- Location in Davis County
- Coordinates: 40°39′03″N 92°21′21″W﻿ / ﻿40.65083°N 92.35583°W
- Country: United States
- State: Iowa
- County: Davis

Area
- • Total: 40.67 sq mi (105.34 km^{2})
- • Land: 40.59 sq mi (105.13 km^{2})
- • Water: 0.081 sq mi (0.21 km^{2}) 0.2%
- Elevation: 790 ft (240 m)

Population (2000)
- • Total: 245
- • Density: 6.0/sq mi (2.3/km^{2})
- GNIS feature ID: 0467982

= Grove Township, Davis County, Iowa =

Grove Township is a township in Davis County, Iowa, United States. As of the 2000 census, its population was 245.

==History==
Grove Township was organized in 1846.

==Geography==
Grove Township covers an area of 40.67 square miles (105.34 square kilometers); of this, 0.08 square miles (0.21 square kilometers) or 0.2 percent is water.

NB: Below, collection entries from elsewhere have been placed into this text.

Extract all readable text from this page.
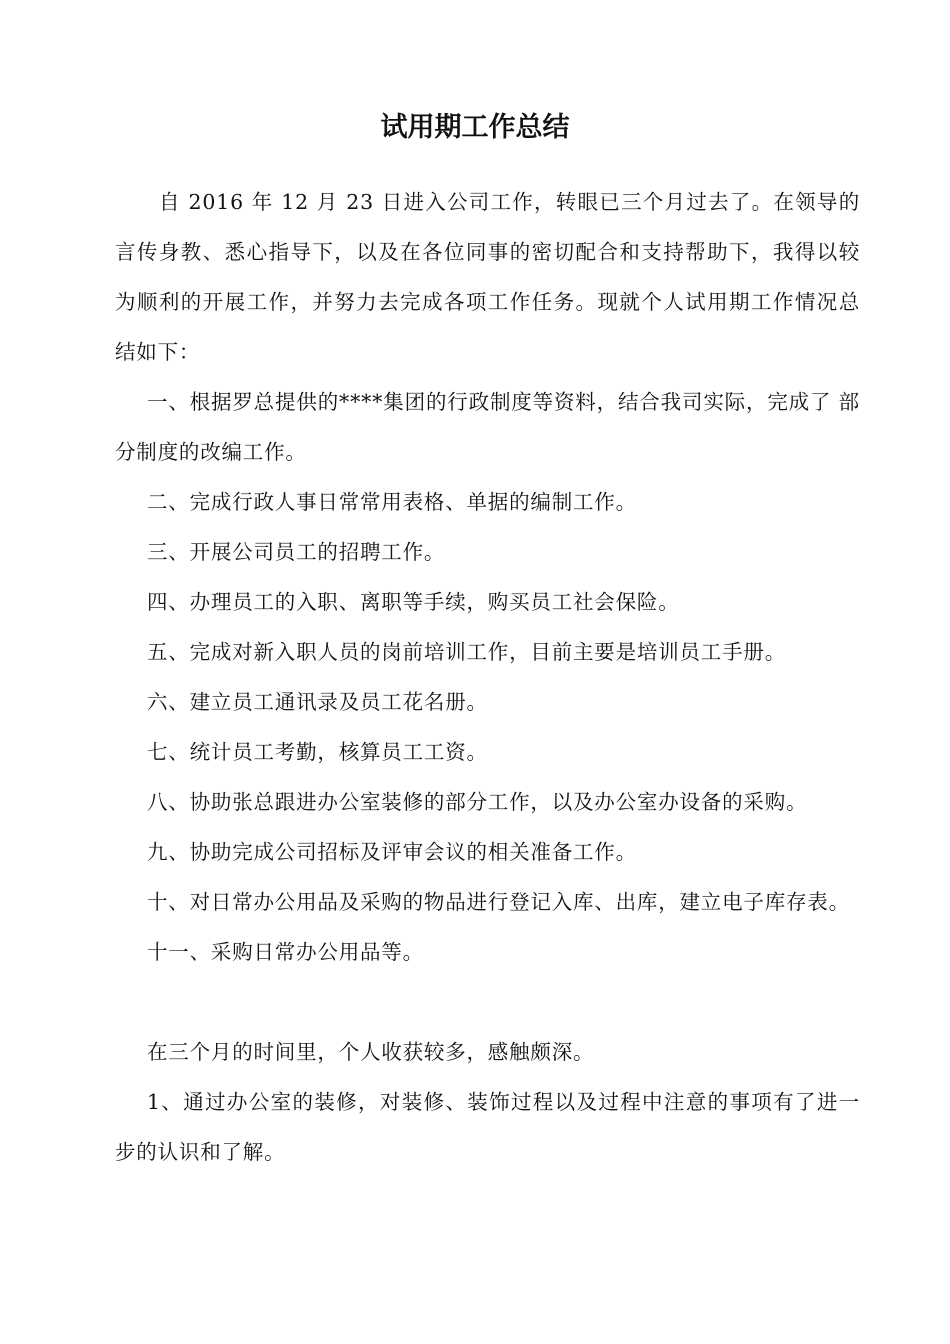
试用期工作总结

自 2016 年 12 月 23 日进入公司工作，转眼已三个月过去了。在领导的言传身教、悉心指导下，以及在各位同事的密切配合和支持帮助下，我得以较为顺利的开展工作，并努力去完成各项工作任务。现就个人试用期工作情况总结如下：

一、根据罗总提供的****集团的行政制度等资料，结合我司实际，完成了 部分制度的改编工作。

二、完成行政人事日常常用表格、单据的编制工作。

三、开展公司员工的招聘工作。

四、办理员工的入职、离职等手续，购买员工社会保险。

五、完成对新入职人员的岗前培训工作，目前主要是培训员工手册。

六、建立员工通讯录及员工花名册。

七、统计员工考勤，核算员工工资。

八、协助张总跟进办公室装修的部分工作，以及办公室办设备的采购。

九、协助完成公司招标及评审会议的相关准备工作。

十、对日常办公用品及采购的物品进行登记入库、出库，建立电子库存表。

十一、采购日常办公用品等。

在三个月的时间里，个人收获较多，感触颇深。

1、通过办公室的装修，对装修、装饰过程以及过程中注意的事项有了进一步的认识和了解。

===Unincorporated towns===
- Stiles
(This list is based on USGS data and may include former settlements.)

===Adjacent townships===
- Prairie Township (east)
- Roscoe Township (east)
- Wyacondah Township (west)
- Cleveland Township (northwest)

===Cemeteries===
The township contains seven cemeteries: Collins, French, Lister, Patterson, Rader, Stiles and Union.